The Solkan Rail Bridge

Photo: Miško Kranjec

The central arch spans 85 m, making the Solkan Bridge the longest stone railway bridge in the world.

The Solkan viaduct was built in 1905 as part of the railway line between Vienna and Trieste. It is remarkable for the elegance and lightness of its stone structure, which spans the river Soča in a rainbow-like arc. Blown up during the First World War and subsequently rebuilt, the viaduct survived the Second World War relatively unscathed. 

The Bohinj Line  is a 158-kilometre section of the 717-kilometre Prague–Jesenice–Gorizia–Trieste railway line. It was built between 1900 and 1906 to connect central Europe with the Adriatic coast.

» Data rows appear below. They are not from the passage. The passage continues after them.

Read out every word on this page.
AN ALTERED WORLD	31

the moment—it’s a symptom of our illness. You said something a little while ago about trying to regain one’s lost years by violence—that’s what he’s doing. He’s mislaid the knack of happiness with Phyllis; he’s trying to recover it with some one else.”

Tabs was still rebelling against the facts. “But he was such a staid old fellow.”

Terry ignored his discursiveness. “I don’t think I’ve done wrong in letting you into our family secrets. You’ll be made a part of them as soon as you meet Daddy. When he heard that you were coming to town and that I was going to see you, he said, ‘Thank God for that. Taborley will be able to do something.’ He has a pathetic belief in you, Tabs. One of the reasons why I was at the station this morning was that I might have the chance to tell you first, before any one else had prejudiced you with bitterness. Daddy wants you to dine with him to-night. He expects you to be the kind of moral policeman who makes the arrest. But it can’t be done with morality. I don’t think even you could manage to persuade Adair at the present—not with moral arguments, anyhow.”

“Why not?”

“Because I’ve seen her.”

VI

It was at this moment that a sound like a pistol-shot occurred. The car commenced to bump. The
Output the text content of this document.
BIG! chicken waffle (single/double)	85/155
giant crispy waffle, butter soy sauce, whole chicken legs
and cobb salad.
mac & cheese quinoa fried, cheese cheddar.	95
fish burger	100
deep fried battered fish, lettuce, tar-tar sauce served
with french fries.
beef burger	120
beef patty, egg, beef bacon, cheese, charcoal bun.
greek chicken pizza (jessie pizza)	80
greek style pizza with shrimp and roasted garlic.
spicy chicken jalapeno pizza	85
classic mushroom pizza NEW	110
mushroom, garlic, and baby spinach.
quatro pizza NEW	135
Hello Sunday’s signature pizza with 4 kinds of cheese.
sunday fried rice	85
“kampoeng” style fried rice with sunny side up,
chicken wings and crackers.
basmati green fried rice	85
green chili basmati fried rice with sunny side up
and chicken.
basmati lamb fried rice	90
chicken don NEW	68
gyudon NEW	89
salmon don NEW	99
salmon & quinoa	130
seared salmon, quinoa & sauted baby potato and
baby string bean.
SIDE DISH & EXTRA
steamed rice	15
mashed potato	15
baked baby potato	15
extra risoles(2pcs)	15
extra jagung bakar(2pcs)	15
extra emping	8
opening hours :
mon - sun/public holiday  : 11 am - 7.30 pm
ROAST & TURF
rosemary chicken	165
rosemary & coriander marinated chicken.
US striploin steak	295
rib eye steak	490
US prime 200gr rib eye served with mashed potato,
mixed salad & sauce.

Structures on the Bohinj Line include five tunnels and 65 bridges. The Bohinj Tunnel is still today the longest tunnel entirely in Slovenia. Another record-breaking structure is the "stone giant" of the Bohinj Line – the viaduct over the Soča at Solkan, whose stone arch has a span of 85 metres. It was built in segments using blocks of cut stone that gradually completed the two halves of the arch. Most of the blocks weighed around 800 kg, although some of the largest ones weighed up to 2,100 kg. The great arch is built from a total of 4,533 stone blocks of shelly limestone from the Cava Romana quarry at Aurisina. The blocks are joined together by a cement mortar consisting of Portland cement from Split and washed sand from the Soča. Thanks to this construction technique – the innovative use of an arch of cut stone – the Solkan viaduct is still the largest stone railway bridge in the world. The railway line crosses the river at a height of 36 metres.